Neil Osterweil

May 04, 2015

BOSTON — For patients with chronic noncancer pain, even when opioids are taken as prescribed, there is ample evidence of dose-dependent risk, according to one addiction expert speaking here at American College of Physicians Internal Medicine 2015.

In fact, 80% of current heroin users switched to heroin when prescription opioids became too expensive or too difficult to procure, said Molly Feely, MD, from the Mayo Clinic in Rochester, Minnesota.

"For 80% of current heroin users, prescription opioids were the gateway drug," she said.

When considering writing a prescription for opioids, clinicians should use a formal risk-assessment tool, have a plan in place for high-risk patients, and "document, document, document," said Dr Feely.

And opioids should be a last resort, not the go-to choice, when a patient presents with chronic pain, she added.

The US Centers for Disease Control and Prevention called the abuse of prescription opioids the "worst drug overdose epidemic in history," and placed opioid overdosing on its list of top public health challenges, Dr Feely reported.

 
For 80% of current heroin users, prescription opioids were the gateway drug.
 

According to American Society of International Pain Physicians guidelines, only 40% of opioid overdoses are related to aberrant use or abuse (Pain Physician. 2012;15[3 Suppl]:S1-S65). The remaining 60% are caused by patients taking either high-dose opioids (40%) or low-dose opioids (29%) as prescribed and in accordance with prescription guidelines. High-dose opioids are considered to be more than 100 mg of an oral morphine equivalent per day, or combined prescription of an opioid and a sedative agent.

Risk Factors for Misuse

The abuse or misuse of prescription opioids is most common in patients with a personal or family history of alcohol or drug misuse or a comorbid psychiatric condition, such as depression, schizophrenia, attention deficit disorder, obsessive compulsive disorder, or bipolar disorder.

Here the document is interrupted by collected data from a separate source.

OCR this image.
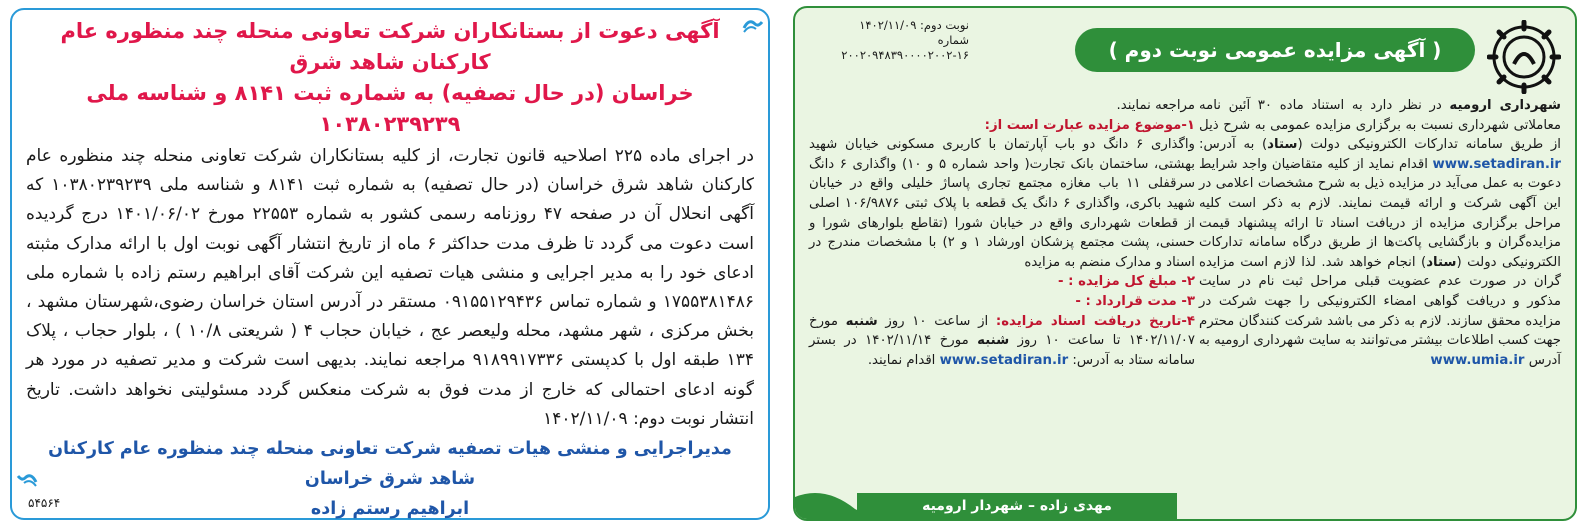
آگهی دعوت از بستانکاران شرکت تعاونی منحله چند منظوره عام کارکنان شاهد شرق
خراسان (در حال تصفیه) به شماره ثبت ۸۱۴۱ و شناسه ملی ۱۰۳۸۰۲۳۹۲۳۹
در اجرای ماده ۲۲۵ اصلاحیه قانون تجارت، از کلیه بستانکاران شرکت تعاونی منحله چند منظوره عام کارکنان شاهد شرق خراسان (در حال تصفیه) به شماره ثبت ۸۱۴۱ و شناسه ملی ۱۰۳۸۰۲۳۹۲۳۹ که آگهی انحلال آن در صفحه ۴۷ روزنامه رسمی کشور به شماره ۲۲۵۵۳ مورخ ۱۴۰۱/۰۶/۰۲ درج گردیده است دعوت می گردد تا ظرف مدت حداکثر ۶ ماه از تاریخ انتشار آگهی نوبت اول با ارائه مدارک مثبته ادعای خود را به مدیر اجرایی و منشی هیات تصفیه این شرکت آقای ابراهیم رستم زاده با شماره ملی ۱۷۵۵۳۸۱۴۸۶ و شماره تماس ۰۹۱۵۵۱۲۹۴۳۶ مستقر در آدرس استان خراسان رضوی،شهرستان مشهد ، بخش مرکزی ، شهر مشهد، محله ولیعصر عج ، خیابان حجاب ۴ ( شریعتی ۱۰/۸ ) ، بلوار حجاب ، پلاک ۱۳۴ طبقه اول با کدپستی ۹۱۸۹۹۱۷۳۳۶ مراجعه نمایند. بدیهی است شرکت و مدیر تصفیه در مورد هر گونه ادعای احتمالی که خارج از مدت فوق به شرکت منعکس گردد مسئولیتی نخواهد داشت. تاریخ انتشار نوبت دوم: ۱۴۰۲/۱۱/۰۹
مدیراجرایی و منشی هیات تصفیه شرکت تعاونی منحله چند منظوره عام کارکنان شاهد شرق خراسان
ابراهیم رستم زاده
۵۴۵۶۴
( آگهی مزایده عمومی نوبت دوم )
نوبت دوم: ۱۴۰۲/۱۱/۰۹
شماره ۱۶-۲۰۰۲۰۹۴۸۳۹۰۰۰۰۲۰۰۲
شهرداری ارومیه در نظر دارد به استناد ماده ۳۰ آئین نامه معاملاتی شهرداری نسبت به برگزاری مزایده عمومی به شرح ذیل از طریق سامانه تدارکات الکترونیکی دولت (ستاد) به آدرس: www.setadiran.ir اقدام نماید از کلیه متقاضیان واجد شرایط دعوت به عمل می‌آید در مزایده ذیل به شرح مشخصات اعلامی در این آگهی شرکت و ارائه قیمت نمایند. لازم به ذکر است کلیه مراحل برگزاری مزایده از دریافت اسناد تا ارائه پیشنهاد قیمت مزایده‌گران و بازگشایی پاکت‌ها از طریق درگاه سامانه تدارکات الکترونیکی دولت (ستاد) انجام خواهد شد. لذا لازم است مزایده گران در صورت عدم عضویت قبلی مراحل ثبت نام در سایت مذکور و دریافت گواهی امضاء الکترونیکی را جهت شرکت در مزایده محقق سازند. لازم به ذکر می باشد شرکت کنندگان محترم جهت کسب اطلاعات بیشتر می‌توانند به سایت شهرداری ارومیه به آدرس www.umia.ir
مراجعه نمایند.
۱-موضوع مزایده عبارت است از:
واگذاری ۶ دانگ دو باب آپارتمان با کاربری مسکونی خیابان شهید بهشتی، ساختمان بانک تجارت( واحد شماره ۵ و ۱۰) واگذاری ۶ دانگ سرقفلی ۱۱ باب مغازه مجتمع تجاری پاساژ خلیلی واقع در خیابان شهید باکری، واگذاری ۶ دانگ یک قطعه با پلاک ثبتی ۱۰۶/۹۸۷۶ اصلی از قطعات شهرداری واقع در خیابان شورا (تقاطع بلوارهای شورا و حسنی، پشت مجتمع پزشکان اورشاد ۱ و ۲) با مشخصات مندرج در اسناد و مدارک منضم به مزایده
۲- مبلغ کل مزایده : -
۳- مدت قرارداد : -
۴-تاریخ دریافت اسناد مزایده: از ساعت ۱۰ روز شنبه مورخ ۱۴۰۲/۱۱/۰۷ تا ساعت ۱۰ روز شنبه مورخ ۱۴۰۲/۱۱/۱۴ در بستر سامانه ستاد به آدرس: www.setadiran.ir اقدام نمایند.
مهدی زاده – شهردار ارومیه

For the safety of the patient and the practice, it is incumbent on clinicians to carefully assess patients for risk for drug abuse or diversion, to have a detailed discussion on the pros and cons of opioid use, and to follow patients to ensure the safety and appropriateness of ongoing opioid therapy, Dr Feely said.

She recommends a free risk-assessment tool that can be used either online or downloaded and printed out before the prescription of opioids. The tool also aids in documentation.

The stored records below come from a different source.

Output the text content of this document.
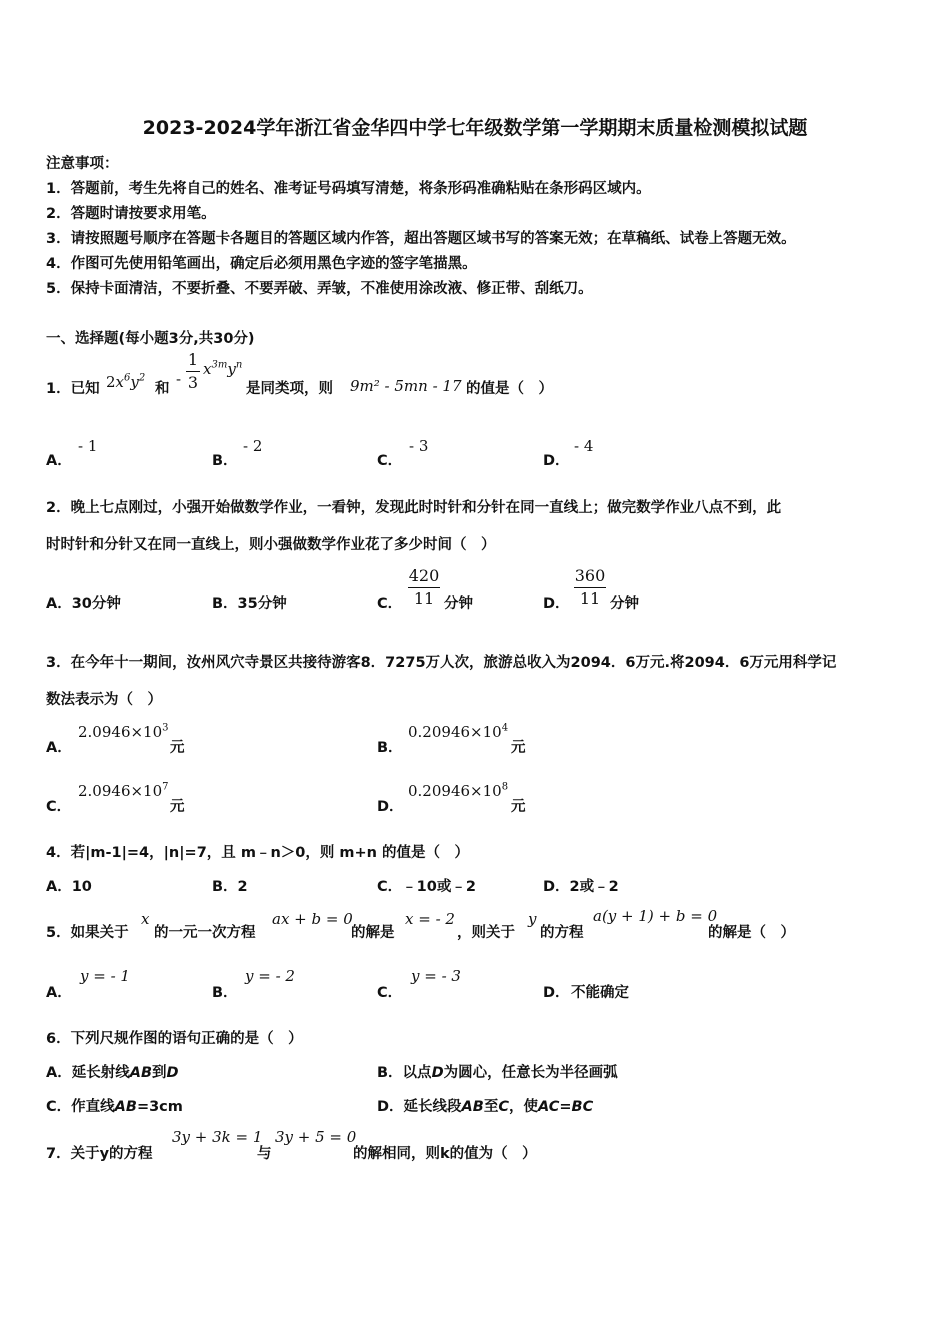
2023-2024学年浙江省金华四中学七年级数学第一学期期末质量检测模拟试题
注意事项：
1．答题前，考生先将自己的姓名、准考证号码填写清楚，将条形码准确粘贴在条形码区域内。
2．答题时请按要求用笔。
3．请按照题号顺序在答题卡各题目的答题区域内作答，超出答题区域书写的答案无效；在草稿纸、试卷上答题无效。
4．作图可先使用铅笔画出，确定后必须用黑色字迹的签字笔描黑。
5．保持卡面清洁，不要折叠、不要弄破、弄皱，不准使用涂改液、修正带、刮纸刀。
一、选择题(每小题3分,共30分)
1．已知 $2x^6y^2$
和
-
1
3
$x^{3m}y^n$
是同类项，则 9m² - 5mn - 17 的值是（　）
A．
- 1
B．
- 2
C．
- 3
D．
- 4
2．晚上七点刚过，小强开始做数学作业，一看钟，发现此时时针和分针在同一直线上；做完数学作业八点不到，此
时时针和分针又在同一直线上，则小强做数学作业花了多少时间（　）
A．30分钟	B．35分钟	C．
420
11 分钟	D．
360
11 分钟
3．在今年十一期间，汝州风穴寺景区共接待游客8．7275万人次，旅游总收入为2094．6万元.将2094．6万元用科学记
数法表示为（　）
A．
$2.0946\times 10^3$
元	B．
$0.20946\times 10^4$
元
C．
$2.0946\times 10^7$
元	D．
$0.20946\times 10^8$
元
4．若|m-1|=4，|n|=7，且 m﹣n＞0，则 m+n 的值是（　）
A．10	B．2	C．﹣10或﹣2	D．2或﹣2
5．如果关于
x
的一元一次方程
ax + b = 0
的解是
x = - 2
，则关于
y
的方程
a(y + 1) + b = 0
的解是（　）
A．
y = - 1
B．
y = - 2
C．
y = - 3
D． 不能确定
6．下列尺规作图的语句正确的是（　）
A．延长射线AB到D	B．以点D为圆心，任意长为半径画弧
C．作直线AB=3cm	D．延长线段AB至C，使AC=BC
7．关于y的方程
3y + 3k = 1
与
3y + 5 = 0
的解相同，则k的值为（　）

If a patient is considered to be at high risk, the clinician should provide a referral to a subspecialty pain clinic, and explain the rationale for the referral to the patient.

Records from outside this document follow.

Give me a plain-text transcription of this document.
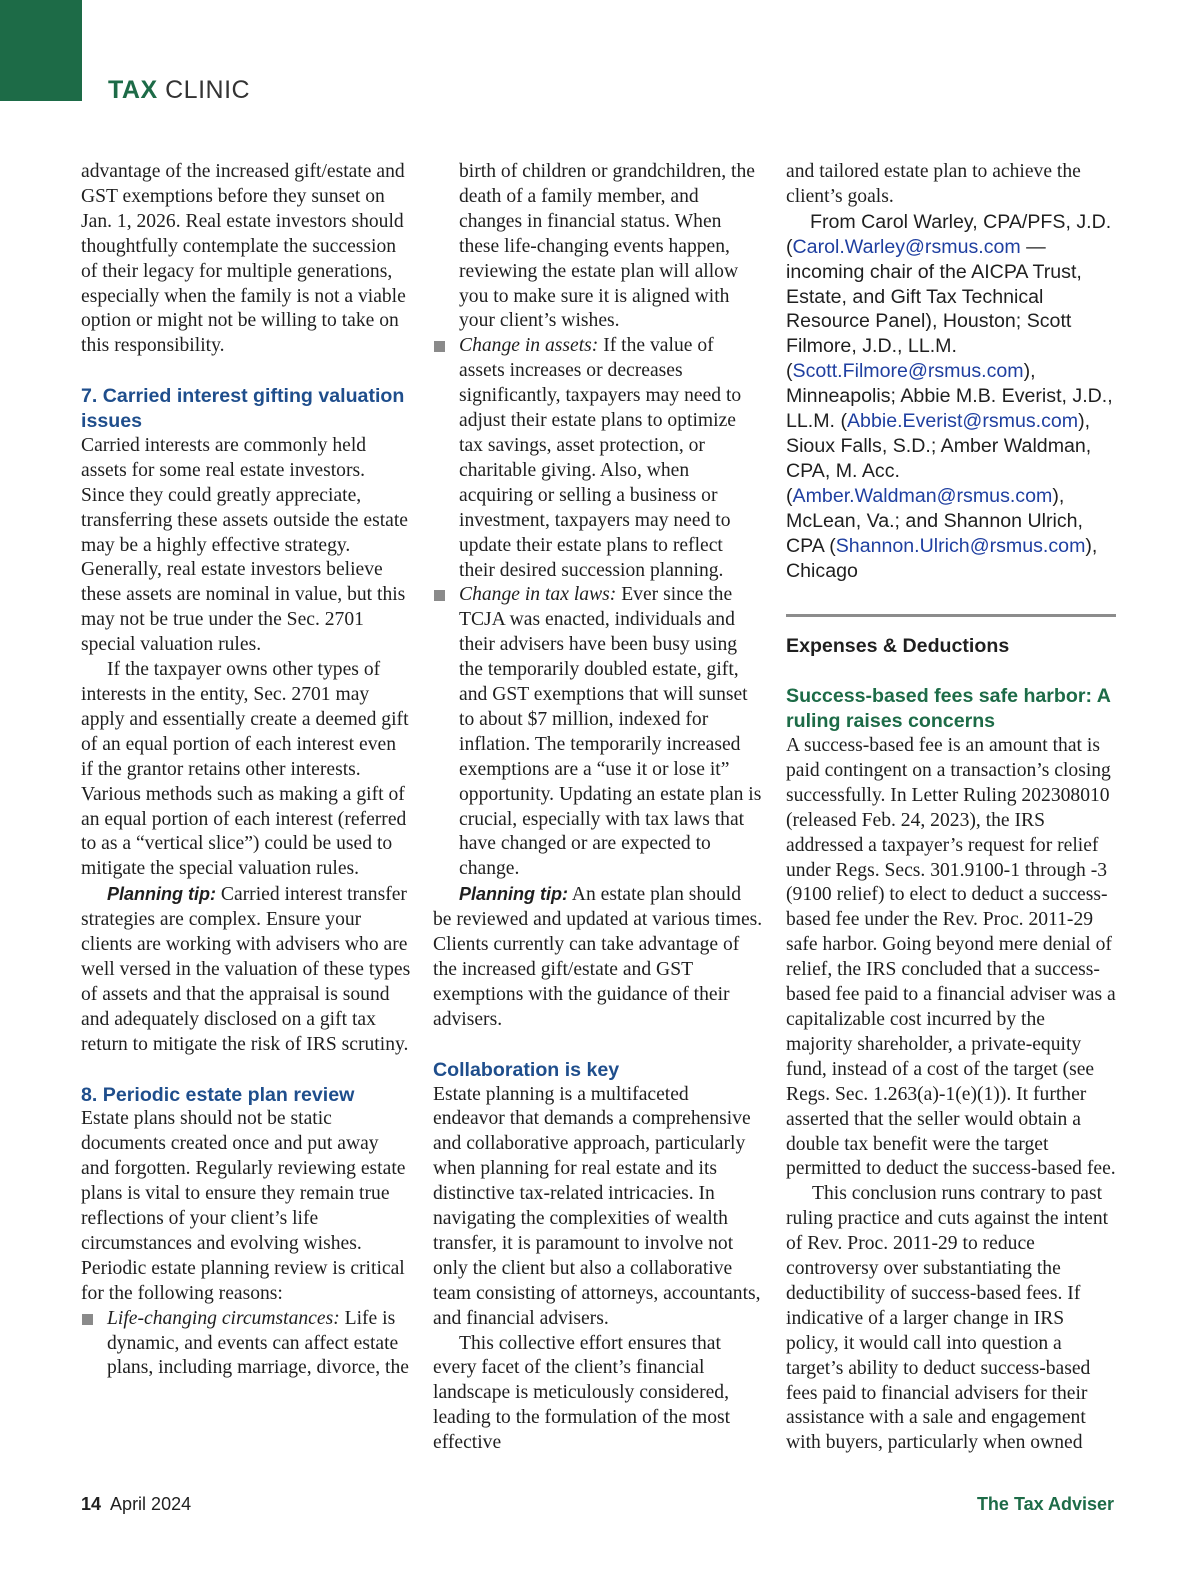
TAX CLINIC

advantage of the increased gift/estate and GST exemptions before they sunset on Jan. 1, 2026. Real estate investors should thoughtfully contemplate the succession of their legacy for multiple generations, especially when the family is not a viable option or might not be willing to take on this responsibility.

7. Carried interest gifting valuation issues

Carried interests are commonly held assets for some real estate investors. Since they could greatly appreciate, transferring these assets outside the estate may be a highly effective strategy. Generally, real estate investors believe these assets are nominal in value, but this may not be true under the Sec. 2701 special valuation rules.

If the taxpayer owns other types of interests in the entity, Sec. 2701 may apply and essentially create a deemed gift of an equal portion of each interest even if the grantor retains other interests. Various methods such as making a gift of an equal portion of each interest (referred to as a “vertical slice”) could be used to mitigate the special valuation rules.

Planning tip: Carried interest transfer strategies are complex. Ensure your clients are working with advisers who are well versed in the valuation of these types of assets and that the appraisal is sound and adequately disclosed on a gift tax return to mitigate the risk of IRS scrutiny.

8. Periodic estate plan review

Estate plans should not be static documents created once and put away and forgotten. Regularly reviewing estate plans is vital to ensure they remain true reflections of your client’s life circumstances and evolving wishes. Periodic estate planning review is critical for the following reasons:

Life-changing circumstances: Life is dynamic, and events can affect estate plans, including marriage, divorce, the

birth of children or grandchildren, the death of a family member, and changes in financial status. When these life-changing events happen, reviewing the estate plan will allow you to make sure it is aligned with your client’s wishes.

Change in assets: If the value of assets increases or decreases significantly, taxpayers may need to adjust their estate plans to optimize tax savings, asset protection, or charitable giving. Also, when acquiring or selling a business or investment, taxpayers may need to update their estate plans to reflect their desired succession planning.

Change in tax laws: Ever since the TCJA was enacted, individuals and their advisers have been busy using the temporarily doubled estate, gift, and GST exemptions that will sunset to about $7 million, indexed for inflation. The temporarily increased exemptions are a “use it or lose it” opportunity. Updating an estate plan is crucial, especially with tax laws that have changed or are expected to change.

Planning tip: An estate plan should be reviewed and updated at various times. Clients currently can take advantage of the increased gift/estate and GST exemptions with the guidance of their advisers.

Collaboration is key

Estate planning is a multifaceted endeavor that demands a comprehensive and collaborative approach, particularly when planning for real estate and its distinctive tax-related intricacies. In navigating the complexities of wealth transfer, it is paramount to involve not only the client but also a collaborative team consisting of attorneys, accountants, and financial advisers.

This collective effort ensures that every facet of the client’s financial landscape is meticulously considered, leading to the formulation of the most effective

and tailored estate plan to achieve the client’s goals.

From Carol Warley, CPA/PFS, J.D. (Carol.Warley@rsmus.com — incoming chair of the AICPA Trust, Estate, and Gift Tax Technical Resource Panel), Houston; Scott Filmore, J.D., LL.M. (Scott.Filmore@rsmus.com), Minneapolis; Abbie M.B. Everist, J.D., LL.M. (Abbie.Everist@rsmus.com), Sioux Falls, S.D.; Amber Waldman, CPA, M. Acc. (Amber.Waldman@rsmus.com), McLean, Va.; and Shannon Ulrich, CPA (Shannon.Ulrich@rsmus.com), Chicago

Expenses & Deductions

Success-based fees safe harbor: A ruling raises concerns

A success-based fee is an amount that is paid contingent on a transaction’s closing successfully. In Letter Ruling 202308010 (released Feb. 24, 2023), the IRS addressed a taxpayer’s request for relief under Regs. Secs. 301.9100-1 through -3 (9100 relief) to elect to deduct a success-based fee under the Rev. Proc. 2011-29 safe harbor. Going beyond mere denial of relief, the IRS concluded that a success-based fee paid to a financial adviser was a capitalizable cost incurred by the majority shareholder, a private-equity fund, instead of a cost of the target (see Regs. Sec. 1.263(a)-1(e)(1)). It further asserted that the seller would obtain a double tax benefit were the target permitted to deduct the success-based fee.

This conclusion runs contrary to past ruling practice and cuts against the intent of Rev. Proc. 2011-29 to reduce controversy over substantiating the deductibility of success-based fees. If indicative of a larger change in IRS policy, it would call into question a target’s ability to deduct success-based fees paid to financial advisers for their assistance with a sale and engagement with buyers, particularly when owned

14 April 2024	The Tax Adviser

Clinicians should also query a prescription-monitoring database to rule out the possibility that the patient is a "doctor shopper" who seeks out multiple prescriptions from different providers to feed a drug habit.

Dr Feely said she strongly recommends getting a baseline urine test before prescribing "to make sure what is supposed to be there, is there," and "that nothing that is not supposed to be there, isn't there."

Commercial urine drug tests vary in their ability to screen for certain drugs, however, so it is important for clinicians to know the metabolites of various drugs. And urine drug tests are subject to both false-positive and false-negative results, and adulteration can alter results.

Treatment agreements, or "drug contracts," should be thought of as informed-consent documents, Dr Feely said.

Treatment Agreements

Such agreements allow clinicians to document discussions on the risk for opioid misuse and nonopioid alternative therapies, the expectations of both parties, and required procedures, such as follow-up, assessment, and prescription renewals.

Adherence monitoring allows clinicians to assess whether the medication is working as intended and whether the adverse effects are acceptable. The assessment can reassure clinicians that patients are not misusing the drug, and periodic urine testing can provide clues as to whether the patient is taking the drug as prescribed or illegally diverting it to someone else.

At every visit, clinicians should query a prescription-monitoring database, assess the patient for aberrant behavior and functional status, and consider adverse-effect management, such as the use of laxatives for drug-induced constipation.

At random visits, a urine drug test and a pill count should be conducted, Dr Feely advised.

The management of patients who are on chronic opioids is challenging, said Jane Neuman, MD, an internist in private practice in Oakhurst, New Jersey.

"Our local pain management people don't want to prescribe chronic opioids," she told Medscape Medical News. "As a matter of fact, some of them send letters to us letting us know that they will no longer be prescribing chronic opioids and dismissing the patients back into our care — sort of passing the buck back to us."

In fact, the pain clinics in her area refuse to take insurance, she said, and a consultation costs the patient $350 to $450.

"Primary care is really in a bind in this area," Dr Neuman said.

Dr Feely and Dr Neuman have disclosed no relevant financial relationships.

American College of Physicians (ACP) Internal Medicine 2015. Presented May 1, 2015.